The next wave of American and Russian nuclear warheads went off within five minutes of each other. Those in the northern hemispheres could see the explosions overhead. Those who didn’t have line of sight saw them replayed on televisions, computers, laptops, smartphones and other screens within minutes.

Some cheered, many prayed, but the vast majority were very, very afraid.

 

 

 

The Final Day Terminal Impact= in 1.5 Hours

The Present: The Final Day

From the 5
th
Gospel: Judas:4:1 And then, the Voice in writing no longer was absolute. Science turned man away from the Word to the laws of nature, even though those laws be made by the Father. Our Fourth Consciousness makes the leap of faith, supported by incomplete knowledge. What is desired of God is: Do This For Me.

And so, He will with the Fifth Gospel.

But men and women will still have to make a choice.

 

The Mato Grasso Region of the Amazon.

Judas pointed up. “We have an hour and a half until our friend arrives.”

The three followed his finger. The orb loomed just over the horizon, and even as they watched, the sparkle of another nuclear blast occurred.

Judas shook his head. “Sometimes men are at their best under the most dire circumstances; and sometimes the worst part of mankind surfaces.”

Angelique leaned forward. “Tell us!”

Judas arced an eyebrow. “Tell you what?”

“The truth! Is the Rapture coming? Will Jesus come down from the heavens? Will we be saved?”

“Yes, yes, and maybe,” Judas said. “I am trying to prepare you. So you understand. So you can explain it to others.”
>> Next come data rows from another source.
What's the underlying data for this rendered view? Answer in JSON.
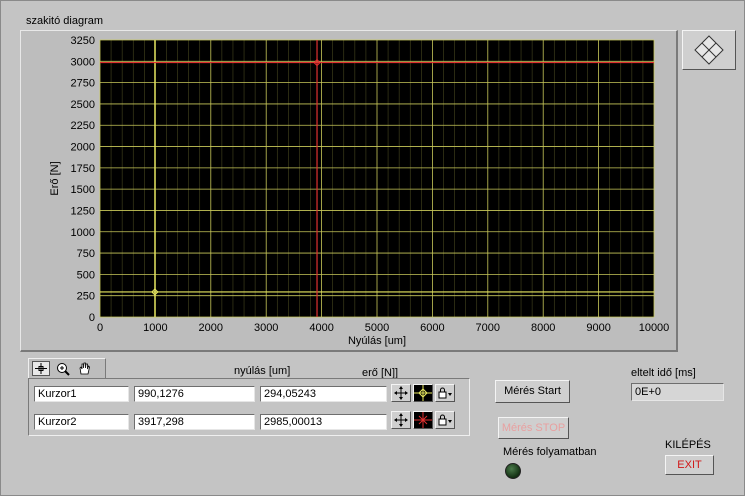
{
  "graph": {
    "title": "szakitó diagram",
    "xlabel": "Nyúlás  [um]",
    "ylabel": "Erő [N]",
    "bg_color": "#000000",
    "grid_color": "#c8c85a",
    "cursor1_color": "#e8e860",
    "cursor2_color": "#e03030",
    "scale_icon": "diamond-x-icon"
  },
  "chart_data": {
    "type": "line",
    "xlim": [
      0,
      10000
    ],
    "ylim": [
      0,
      3250
    ],
    "x_ticks": [
      0,
      1000,
      2000,
      3000,
      4000,
      5000,
      6000,
      7000,
      8000,
      9000,
      10000
    ],
    "y_ticks": [
      0,
      250,
      500,
      750,
      1000,
      1250,
      1500,
      1750,
      2000,
      2250,
      2500,
      2750,
      3000,
      3250
    ],
    "x_minor_step": 200,
    "grid": true,
    "series": [],
    "cursors": [
      {
        "name": "Kurzor1",
        "x": 990.1276,
        "y": 294.05243,
        "color": "#e8e860"
      },
      {
        "name": "Kurzor2",
        "x": 3917.298,
        "y": 2985.00013,
        "color": "#e03030"
      }
    ]
  },
  "cursor_table": {
    "header_x": "nyúlás [um]",
    "header_y": "erő [N]]",
    "rows": [
      {
        "name": "Kurzor1",
        "x": "990,1276",
        "y": "294,05243"
      },
      {
        "name": "Kurzor2",
        "x": "3917,298",
        "y": "2985,00013"
      }
    ],
    "tools": [
      "cursor-move-icon",
      "zoom-icon",
      "hand-pan-icon"
    ]
  },
  "controls": {
    "start_label": "Mérés Start",
    "stop_label": "Mérés STOP",
    "running_label": "Mérés folyamatban",
    "elapsed_label": "eltelt idő [ms]",
    "elapsed_value": "0E+0",
    "exit_caption": "KILÉPÉS",
    "exit_label": "EXIT"
  }
}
“What others?” Gates demanded.

“In due time,” Judas said. “You asked about the Rapture. I began my discussion with you talking about the Bible. The Rapture is a part of that; some say the inevitable conclusion. If you pulled the Book of Revelation out of the Bible and published it as a novel, it might be a bestselling thriller.”

Judas held up the well-worn leather Bible. “This is a very early version of the Bible, which means it’s still over a thousand years out of date. I talked about The Apostles and the writing of the Bible. But who wrote Revelations?” He didn’t wait for an answer. “Scholars have debated this for centuries. In fact, in the first iterations, Revelations wasn’t even a part of the Bible. It was jammed in there over the objection of many.”
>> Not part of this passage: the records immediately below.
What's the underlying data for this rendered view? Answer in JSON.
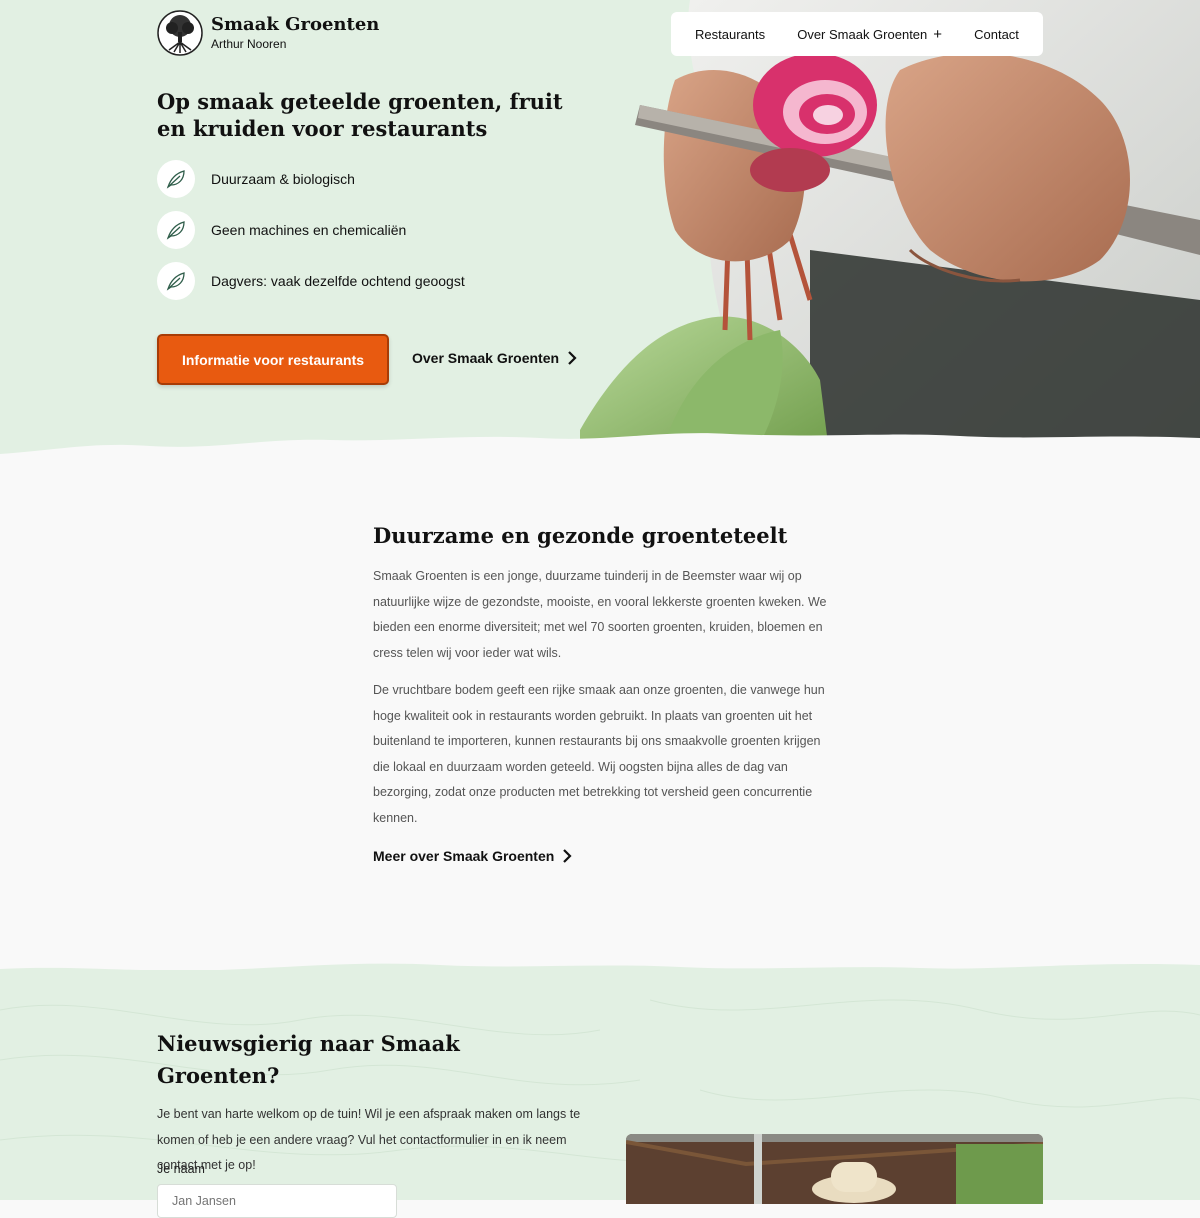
{
  "brand": {
    "name": "Smaak Groenten",
    "owner": "Arthur Nooren"
  },
  "nav": {
    "items": [
      "Restaurants",
      "Over Smaak Groenten",
      "Contact"
    ],
    "dropdown_icon": "+"
  },
  "hero": {
    "title": "Op smaak geteelde groenten, fruit en kruiden voor restaurants",
    "features": [
      "Duurzaam & biologisch",
      "Geen machines en chemicaliën",
      "Dagvers: vaak dezelfde ochtend geoogst"
    ],
    "feature_icon": "leaf-icon",
    "primary_button": "Informatie voor restaurants",
    "secondary_link": "Over Smaak Groenten"
  },
  "about": {
    "title": "Duurzame en gezonde groenteteelt",
    "paragraph1": "Smaak Groenten is een jonge, duurzame tuinderij in de Beemster waar wij op natuurlijke wijze de gezondste, mooiste, en vooral lekkerste groenten kweken. We bieden een enorme diversiteit; met wel 70 soorten groenten, kruiden, bloemen en cress telen wij voor ieder wat wils.",
    "paragraph2": "De vruchtbare bodem geeft een rijke smaak aan onze groenten, die vanwege hun hoge kwaliteit ook in restaurants worden gebruikt. In plaats van groenten uit het buitenland te importeren, kunnen restaurants bij ons smaakvolle groenten krijgen die lokaal en duurzaam worden geteeld. Wij oogsten bijna alles de dag van bezorging, zodat onze producten met betrekking tot versheid geen concurrentie kennen.",
    "link": "Meer over Smaak Groenten"
  },
  "contact": {
    "title": "Nieuwsgierig naar Smaak Groenten?",
    "text": "Je bent van harte welkom op de tuin! Wil je een afspraak maken om langs te komen of heb je een andere vraag? Vul het contactformulier in en ik neem contact met je op!",
    "name_label": "Je naam",
    "name_placeholder": "Jan Jansen"
  },
  "colors": {
    "mint": "#e2f0e3",
    "accent": "#e85a10",
    "background": "#f9f9f9"
  }
}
His eyes got a faraway look. “Oh, to have a ringside seat at those arguments in the generations following Jesus’s ascension. It was all I could do to keep quiet.”

“Why?” Gates asked. “Why did you keep quiet? Why didn’t you tell them the truth since you knew it?”

“I knew my truth, just like you know your truth. THE Truth?” Judas shook his head. “There is no universal truth for humans. I did write a short document, a prologue to the Fifth Gospel.”